"I'll sit at home, and read your exploits in the papers," replied Morton.

"Well; a wilful man must have his way. Adieu."

"Good by. May you live to be a general, or any thing else you like, short of the presidency."

"Why, shouldn't I make a good president?"

"No."

"What? too progressive,—too wide awake,—too enlightened, ey?"

"Yes, and too pugnacious."

"There you are again, Boston all over. I'll be president yet, if only to spite the Bostonites. You shall write my life, and I'll give you an office for it. Farewell."

Morton watched the receding boat till it was almost out of sight, waved his hat to Rosny, who waved his own in return, and walked back to the hotel, wondering what would be the issue of his old classmate's ambitious schemes.

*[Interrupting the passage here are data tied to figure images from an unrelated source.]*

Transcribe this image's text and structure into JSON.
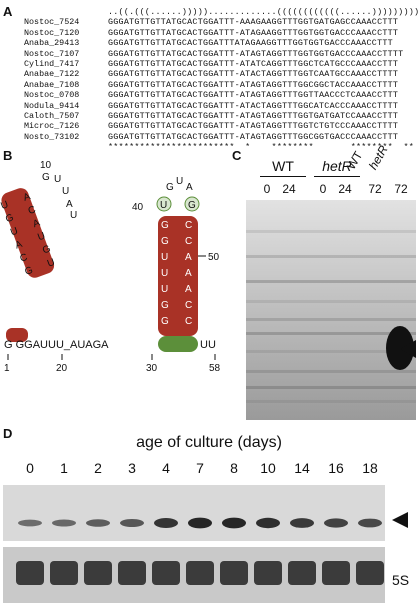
{
  "panel_labels": {
    "a": "A",
    "b": "B",
    "c": "C",
    "d": "D"
  },
  "alignment": {
    "structure": "..((.(((......))))).............((((((((((((......)))))))))))",
    "rows": [
      {
        "name": "Nostoc_7524",
        "seq": "GGGATGTTGTTATGCACTGGATTT-AAAGAAGGTTTGGTGATGAGCCAAACCTTT"
      },
      {
        "name": "Nostoc_7120",
        "seq": "GGGATGTTGTTATGCACTGGATTT-ATAGAAGGTTTGGTGGTGACCCAAACCTTT"
      },
      {
        "name": "Anaba_29413",
        "seq": "GGGATGTTGTTATGCACTGGATTTATAGAAGGTTTGGTGGTGACCCAAACCTTT"
      },
      {
        "name": "Nostoc_7107",
        "seq": "GGGATGTTGTTATGCACTGGATTT-ATAGTAGGTTTGGTGGTGACCCAAACCTTTT"
      },
      {
        "name": "Cylind_7417",
        "seq": "GGGATGTTGTTATGCACTGGATTT-ATATCAGGTTTGGCTCATGCCCAAACCTTT"
      },
      {
        "name": "Anabae_7122",
        "seq": "GGGATGTTGTTATGCACTGGATTT-ATACTAGGTTTGGTCAATGCCAAACCTTTT"
      },
      {
        "name": "Anabae_7108",
        "seq": "GGGATGTTGTTATGCACTGGATTT-ATAGTAGGTTTGGCGGCTACCAAACCTTTT"
      },
      {
        "name": "Nostoc_0708",
        "seq": "GGGATGTTGTTATGCACTGGATTT-ATAGTAGGTTTGGTTAACCCTCAAACCTTT"
      },
      {
        "name": "Nodula_9414",
        "seq": "GGGATGTTGTTATGCACTGGATTT-ATACTAGGTTTGGCATCACCCAAACCTTTT"
      },
      {
        "name": "Caloth_7507",
        "seq": "GGGATGTTGTTATGCACTGGATTT-ATAGTAGGTTTGGTGATGATCCAAACCTTT"
      },
      {
        "name": "Microc_7126",
        "seq": "GGGATGTTGTTATGCACTGGATTT-ATAGTAGGTTTGGTCTGTCCCAAACCTTTT"
      },
      {
        "name": "Nosto_73102",
        "seq": "GGGATGTTGTTATGCACTGGATTT-ATAGTAGGTTTGGCGGTGACCCAAACCTTT"
      }
    ],
    "conservation": "************************  *    ********       ********  **"
  },
  "structure_b": {
    "pos_labels": {
      "p1": "1",
      "p10": "10",
      "p20": "20",
      "p30": "30",
      "p40": "40",
      "p50": "50",
      "p58": "58"
    },
    "backbone": "G  GGAUUU_AUAGA",
    "tail": "UU"
  },
  "panel_c": {
    "groups": [
      {
        "label": "WT"
      },
      {
        "label": "hetR"
      }
    ],
    "lane_labels": [
      "0",
      "24",
      "0",
      "24",
      "72",
      "72"
    ],
    "top_lane_labels": [
      "WT",
      "hetR"
    ]
  },
  "panel_d": {
    "title": "age of culture (days)",
    "days": [
      "0",
      "1",
      "2",
      "3",
      "4",
      "7",
      "8",
      "10",
      "14",
      "16",
      "18"
    ],
    "band_label": "5S",
    "signal_relative": [
      0.35,
      0.38,
      0.45,
      0.5,
      0.75,
      0.85,
      0.85,
      0.8,
      0.72,
      0.65,
      0.6
    ]
  },
  "colors": {
    "red_rna": "#a93226",
    "green_rna": "#5c8f3a",
    "seq_red": "#b30000",
    "seq_blue": "#1f3fa8",
    "seq_green": "#2d7d2d"
  }
}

How, among a throng of brave men, Rosny gained a name for determined daring;—how, on every occasion that offered, he displayed the fire of the Frenchman, and the stubborn mettle of the Saxon, whose blood mingled in his veins;—how, though sick and wounded, he dragged himself from the hospital at Puebla, and, mounting his horse, pushed forward with the advancing columns;—how gallantly, under the murdering storm of musketry and grape, he led his intrepid blackguards up the rocks of Chapultepec;—how, while shouting among the foremost, he climbed the hostile rampart, a bullet plunged into his brain, and dashed him, quivering and dead, to the foot of the scaling ladders;—all this, and more likewise, is it not written in the New York Herald?